In silico study of medical decision-making for rare diseases: heterogeneity of decision-makers in a population improves overall benefit
- Subject Areas
- Bioinformatics, Clinical Trials, Public Health, Ethical Issues, Statistics
- heterogeneity, rare disease, decision-making, self-decision
- © 2018 Wang et al.
- This is an open access article distributed under the terms of the Creative Commons Attribution License, which permits unrestricted use, distribution, reproduction and adaptation in any medium and for any purpose provided that it is properly attributed. For attribution, the original author(s), title, publication source (PeerJ Preprints) and either DOI or URL of the article must be cited.
- Cite this article
- 2018. In silico study of medical decision-making for rare diseases: heterogeneity of decision-makers in a population improves overall benefit. PeerJ Preprints 6:e27170v1 https://doi.org/10.7287/peerj.preprints.27170v1
Background: Medical decision-making is difficult when information is limited due to rareness. For example, there are two treatment options for patients affected by a rare disease with high lethality. The information about both treatment effects is unavailable or very limited. Patients are inclined to accept one of the interventions rather than waiting for death, but they are reluctant to be assigned the inferior one. While a single patient selects one treatment that seems better based on the limited information, he or she loses the chance to select the other treatment, which may be the better option. This is the so-called dilemma between exploitation (enjoying the benefits of using current knowledge) and exploration (taking the risk to obtain new knowledge). In clinical settings, the statistical advice for individual patients seems to be the maximum expected success rate or something equivalent and patients’ selections tend to be homogeneous, which does not solve the dilemma.
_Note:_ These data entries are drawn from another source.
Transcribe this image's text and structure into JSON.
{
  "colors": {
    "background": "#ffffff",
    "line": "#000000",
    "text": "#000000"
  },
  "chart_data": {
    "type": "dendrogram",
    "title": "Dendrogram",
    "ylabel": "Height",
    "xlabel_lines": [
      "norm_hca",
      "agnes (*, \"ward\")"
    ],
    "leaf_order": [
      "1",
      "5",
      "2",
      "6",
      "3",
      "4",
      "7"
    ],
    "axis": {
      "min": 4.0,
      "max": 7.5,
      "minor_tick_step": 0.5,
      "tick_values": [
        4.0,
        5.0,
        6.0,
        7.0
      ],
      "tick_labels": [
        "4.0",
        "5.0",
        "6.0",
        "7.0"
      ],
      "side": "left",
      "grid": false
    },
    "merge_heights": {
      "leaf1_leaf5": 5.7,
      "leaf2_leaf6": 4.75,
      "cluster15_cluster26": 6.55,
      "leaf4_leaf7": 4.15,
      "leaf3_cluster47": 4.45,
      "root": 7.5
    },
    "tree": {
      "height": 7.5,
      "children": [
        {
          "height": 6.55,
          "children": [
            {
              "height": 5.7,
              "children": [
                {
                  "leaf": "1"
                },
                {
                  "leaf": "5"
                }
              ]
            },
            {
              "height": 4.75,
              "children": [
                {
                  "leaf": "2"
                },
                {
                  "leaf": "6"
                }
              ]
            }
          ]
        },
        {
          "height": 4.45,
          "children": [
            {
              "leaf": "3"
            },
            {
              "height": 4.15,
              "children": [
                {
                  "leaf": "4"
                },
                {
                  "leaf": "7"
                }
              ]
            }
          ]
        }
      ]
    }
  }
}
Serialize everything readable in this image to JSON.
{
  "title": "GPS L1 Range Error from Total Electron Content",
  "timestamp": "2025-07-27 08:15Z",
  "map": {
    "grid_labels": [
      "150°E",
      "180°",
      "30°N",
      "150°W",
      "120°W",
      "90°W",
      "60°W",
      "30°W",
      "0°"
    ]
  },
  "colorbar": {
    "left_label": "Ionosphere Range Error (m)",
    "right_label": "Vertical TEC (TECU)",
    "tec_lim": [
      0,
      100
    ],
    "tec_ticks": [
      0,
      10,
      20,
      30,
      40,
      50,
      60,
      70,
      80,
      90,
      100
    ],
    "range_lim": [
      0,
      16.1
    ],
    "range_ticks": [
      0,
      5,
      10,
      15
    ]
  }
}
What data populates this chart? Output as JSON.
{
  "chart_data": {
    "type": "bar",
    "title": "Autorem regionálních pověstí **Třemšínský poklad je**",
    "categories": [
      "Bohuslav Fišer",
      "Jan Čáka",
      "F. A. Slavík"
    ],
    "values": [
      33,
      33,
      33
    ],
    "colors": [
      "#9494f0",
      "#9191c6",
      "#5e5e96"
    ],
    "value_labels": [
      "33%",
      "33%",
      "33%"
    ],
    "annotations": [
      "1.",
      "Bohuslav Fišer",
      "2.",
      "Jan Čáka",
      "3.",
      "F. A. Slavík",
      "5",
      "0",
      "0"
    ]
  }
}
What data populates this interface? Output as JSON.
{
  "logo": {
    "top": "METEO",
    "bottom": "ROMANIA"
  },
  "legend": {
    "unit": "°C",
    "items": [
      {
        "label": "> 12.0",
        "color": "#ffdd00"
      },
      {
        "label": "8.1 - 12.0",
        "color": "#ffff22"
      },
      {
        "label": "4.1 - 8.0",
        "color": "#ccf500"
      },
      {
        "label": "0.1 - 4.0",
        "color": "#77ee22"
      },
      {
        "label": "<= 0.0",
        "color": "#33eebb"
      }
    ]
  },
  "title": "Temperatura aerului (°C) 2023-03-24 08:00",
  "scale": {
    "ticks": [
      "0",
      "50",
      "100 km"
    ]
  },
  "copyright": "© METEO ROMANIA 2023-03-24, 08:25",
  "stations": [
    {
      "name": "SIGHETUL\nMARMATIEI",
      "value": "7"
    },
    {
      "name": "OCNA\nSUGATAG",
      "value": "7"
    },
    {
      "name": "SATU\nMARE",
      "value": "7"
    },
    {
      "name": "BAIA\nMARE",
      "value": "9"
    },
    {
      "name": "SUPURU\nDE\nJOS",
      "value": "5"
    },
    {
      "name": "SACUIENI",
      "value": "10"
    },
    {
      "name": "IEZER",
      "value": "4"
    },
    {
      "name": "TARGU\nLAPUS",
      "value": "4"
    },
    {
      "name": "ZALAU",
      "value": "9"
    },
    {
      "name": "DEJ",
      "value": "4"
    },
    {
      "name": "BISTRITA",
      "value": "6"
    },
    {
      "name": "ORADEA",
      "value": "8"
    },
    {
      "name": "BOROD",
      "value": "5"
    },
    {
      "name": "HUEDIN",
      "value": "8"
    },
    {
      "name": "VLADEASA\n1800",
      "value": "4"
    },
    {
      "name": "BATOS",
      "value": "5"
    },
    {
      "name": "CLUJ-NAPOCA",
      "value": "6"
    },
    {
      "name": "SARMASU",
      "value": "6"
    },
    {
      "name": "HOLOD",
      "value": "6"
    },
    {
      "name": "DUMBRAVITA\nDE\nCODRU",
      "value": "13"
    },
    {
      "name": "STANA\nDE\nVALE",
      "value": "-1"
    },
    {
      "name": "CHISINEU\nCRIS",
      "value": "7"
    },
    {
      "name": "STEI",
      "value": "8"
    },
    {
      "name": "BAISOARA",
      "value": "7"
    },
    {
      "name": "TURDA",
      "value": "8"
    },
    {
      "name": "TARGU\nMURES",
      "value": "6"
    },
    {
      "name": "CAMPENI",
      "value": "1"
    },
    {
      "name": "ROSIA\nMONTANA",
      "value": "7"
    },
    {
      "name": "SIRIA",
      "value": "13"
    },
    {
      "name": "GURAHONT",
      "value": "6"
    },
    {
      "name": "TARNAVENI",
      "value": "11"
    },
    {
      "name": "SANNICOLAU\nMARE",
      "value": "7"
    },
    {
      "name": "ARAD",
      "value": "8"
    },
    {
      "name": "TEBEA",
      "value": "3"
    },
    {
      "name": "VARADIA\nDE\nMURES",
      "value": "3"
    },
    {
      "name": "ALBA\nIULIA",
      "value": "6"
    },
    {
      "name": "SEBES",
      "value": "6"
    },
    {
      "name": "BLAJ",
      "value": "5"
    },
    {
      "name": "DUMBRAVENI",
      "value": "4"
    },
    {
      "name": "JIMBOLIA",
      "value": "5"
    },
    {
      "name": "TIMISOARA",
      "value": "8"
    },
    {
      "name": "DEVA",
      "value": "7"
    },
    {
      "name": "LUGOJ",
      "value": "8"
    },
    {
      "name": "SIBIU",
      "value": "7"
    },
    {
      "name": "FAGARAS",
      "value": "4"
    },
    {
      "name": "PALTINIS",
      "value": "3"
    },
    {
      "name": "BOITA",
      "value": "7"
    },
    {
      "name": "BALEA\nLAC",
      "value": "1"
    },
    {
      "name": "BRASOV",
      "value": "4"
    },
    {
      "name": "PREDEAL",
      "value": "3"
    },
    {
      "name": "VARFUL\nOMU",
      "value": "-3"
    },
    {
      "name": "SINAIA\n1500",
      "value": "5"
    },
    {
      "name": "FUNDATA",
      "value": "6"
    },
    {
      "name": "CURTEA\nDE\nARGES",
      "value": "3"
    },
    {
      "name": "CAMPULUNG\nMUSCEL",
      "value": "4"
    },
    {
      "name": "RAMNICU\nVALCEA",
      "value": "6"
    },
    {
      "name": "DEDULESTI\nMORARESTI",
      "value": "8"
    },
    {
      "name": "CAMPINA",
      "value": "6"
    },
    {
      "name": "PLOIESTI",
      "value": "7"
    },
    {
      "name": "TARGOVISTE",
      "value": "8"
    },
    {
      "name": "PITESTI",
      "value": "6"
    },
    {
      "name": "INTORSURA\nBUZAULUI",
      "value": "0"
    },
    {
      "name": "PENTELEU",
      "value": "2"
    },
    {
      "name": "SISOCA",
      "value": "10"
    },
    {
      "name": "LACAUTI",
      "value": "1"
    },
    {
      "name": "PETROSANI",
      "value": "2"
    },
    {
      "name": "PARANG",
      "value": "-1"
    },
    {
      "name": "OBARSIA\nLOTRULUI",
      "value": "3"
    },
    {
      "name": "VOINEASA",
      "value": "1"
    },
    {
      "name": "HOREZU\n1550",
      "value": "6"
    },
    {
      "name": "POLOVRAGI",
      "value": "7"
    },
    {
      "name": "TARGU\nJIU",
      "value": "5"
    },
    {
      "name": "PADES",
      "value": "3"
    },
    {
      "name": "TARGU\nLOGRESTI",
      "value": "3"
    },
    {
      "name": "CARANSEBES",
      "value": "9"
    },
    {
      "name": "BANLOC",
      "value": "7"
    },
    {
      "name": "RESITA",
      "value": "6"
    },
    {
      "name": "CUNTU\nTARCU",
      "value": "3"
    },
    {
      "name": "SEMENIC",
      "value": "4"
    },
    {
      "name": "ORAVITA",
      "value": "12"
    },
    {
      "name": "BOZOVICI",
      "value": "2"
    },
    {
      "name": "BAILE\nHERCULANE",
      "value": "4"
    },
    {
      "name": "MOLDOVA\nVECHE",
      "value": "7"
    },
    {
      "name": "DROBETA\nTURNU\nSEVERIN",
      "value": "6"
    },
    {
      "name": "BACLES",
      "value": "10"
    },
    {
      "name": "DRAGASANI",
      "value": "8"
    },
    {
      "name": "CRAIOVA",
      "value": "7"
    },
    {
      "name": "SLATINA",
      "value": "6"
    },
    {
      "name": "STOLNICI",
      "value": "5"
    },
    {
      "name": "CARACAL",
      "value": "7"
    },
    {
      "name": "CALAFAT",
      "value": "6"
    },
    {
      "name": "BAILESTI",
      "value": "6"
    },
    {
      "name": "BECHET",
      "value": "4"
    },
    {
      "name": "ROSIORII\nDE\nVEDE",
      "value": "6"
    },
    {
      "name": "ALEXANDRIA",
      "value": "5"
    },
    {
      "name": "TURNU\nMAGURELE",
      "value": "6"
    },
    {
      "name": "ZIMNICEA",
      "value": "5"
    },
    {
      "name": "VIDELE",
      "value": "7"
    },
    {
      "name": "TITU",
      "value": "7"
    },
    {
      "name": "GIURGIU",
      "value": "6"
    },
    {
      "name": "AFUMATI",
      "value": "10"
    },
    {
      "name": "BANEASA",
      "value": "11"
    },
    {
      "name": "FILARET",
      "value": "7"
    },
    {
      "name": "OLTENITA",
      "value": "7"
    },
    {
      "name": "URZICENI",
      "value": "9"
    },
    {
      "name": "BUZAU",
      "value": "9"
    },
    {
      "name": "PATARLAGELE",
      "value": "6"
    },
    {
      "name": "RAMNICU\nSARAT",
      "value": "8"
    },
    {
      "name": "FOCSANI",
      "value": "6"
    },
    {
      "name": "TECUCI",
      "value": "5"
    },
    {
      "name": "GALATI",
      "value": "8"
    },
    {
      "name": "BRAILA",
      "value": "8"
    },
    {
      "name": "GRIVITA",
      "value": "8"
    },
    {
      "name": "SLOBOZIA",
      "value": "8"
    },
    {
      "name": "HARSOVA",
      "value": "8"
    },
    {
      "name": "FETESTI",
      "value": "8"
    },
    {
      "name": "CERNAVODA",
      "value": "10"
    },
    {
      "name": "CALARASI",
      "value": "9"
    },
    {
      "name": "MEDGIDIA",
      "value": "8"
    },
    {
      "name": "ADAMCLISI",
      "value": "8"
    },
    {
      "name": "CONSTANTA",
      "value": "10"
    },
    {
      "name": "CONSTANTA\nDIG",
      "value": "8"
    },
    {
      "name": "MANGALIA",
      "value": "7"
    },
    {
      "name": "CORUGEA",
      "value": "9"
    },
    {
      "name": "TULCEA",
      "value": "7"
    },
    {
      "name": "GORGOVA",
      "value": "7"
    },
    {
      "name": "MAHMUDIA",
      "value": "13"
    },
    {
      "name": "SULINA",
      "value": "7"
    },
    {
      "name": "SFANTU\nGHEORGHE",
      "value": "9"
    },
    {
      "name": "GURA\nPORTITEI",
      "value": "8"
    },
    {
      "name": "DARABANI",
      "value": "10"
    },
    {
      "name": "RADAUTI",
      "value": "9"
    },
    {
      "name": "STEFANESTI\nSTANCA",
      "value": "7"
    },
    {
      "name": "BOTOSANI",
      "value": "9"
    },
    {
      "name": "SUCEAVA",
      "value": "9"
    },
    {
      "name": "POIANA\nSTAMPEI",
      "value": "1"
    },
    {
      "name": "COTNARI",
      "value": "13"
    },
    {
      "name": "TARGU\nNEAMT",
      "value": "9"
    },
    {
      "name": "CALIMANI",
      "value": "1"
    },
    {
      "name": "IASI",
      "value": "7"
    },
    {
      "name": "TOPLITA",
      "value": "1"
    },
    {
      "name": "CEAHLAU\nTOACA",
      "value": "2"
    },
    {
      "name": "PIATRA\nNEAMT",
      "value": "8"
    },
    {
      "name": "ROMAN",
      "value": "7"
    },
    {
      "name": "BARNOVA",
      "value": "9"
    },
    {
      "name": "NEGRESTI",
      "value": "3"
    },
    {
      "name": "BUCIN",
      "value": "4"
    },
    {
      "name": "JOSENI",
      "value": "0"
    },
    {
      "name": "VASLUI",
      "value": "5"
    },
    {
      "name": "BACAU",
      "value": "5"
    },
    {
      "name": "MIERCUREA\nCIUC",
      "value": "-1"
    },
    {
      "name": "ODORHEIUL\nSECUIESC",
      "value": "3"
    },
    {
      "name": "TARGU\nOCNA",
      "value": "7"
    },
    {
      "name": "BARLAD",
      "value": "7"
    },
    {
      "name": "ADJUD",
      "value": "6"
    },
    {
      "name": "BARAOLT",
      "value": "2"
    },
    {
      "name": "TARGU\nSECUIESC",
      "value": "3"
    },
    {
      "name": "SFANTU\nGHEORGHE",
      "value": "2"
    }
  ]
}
In this study, our aim is to investigate the effects of the heterogeneity of decision-makers in the decision process.
Methods: Here, we proposed a decision strategy that introduced the heterogeneity of decision-makers by considering patients’ self-decisions where the patients’ heterogeneous attitudes towards the treatment are integrated into the probabilistic utility function based on the Beta Bayesian posterior. Based on the context of two-armed bandit treatment options with limited information, we compared the overall success rate of treatment between our heterogeneous decision strategy and a homogeneous decision strategy that is defined to select the treatment with the largest posterior mean.
Results: The heterogeneity of decision-makers in a population improved the overall benefit of treatment under some conditions.
Discussion: In clinical settings, there exists heterogeneity of decision-making among patients. Our study investigated a targeting strategy by respecting the self-decision of all individuals and found that the heterogeneity of decision-making can improve the overall benefit under some conditions. In addition, this outperformance may suggest that heterogeneity of decision-making is of importance to human beings. Besides the ethical merit, our findings provide meaningful ideas for better strategies towards decision-making dilemmas in clinical settings for rare diseases or cases where only limited information is available. It would be further suggested to investigate the effects of heterogeneity of decision-making in other fashions, such as genetic heterogeneity and phenotypic heterogeneity.
This is a submission to PeerJ for review.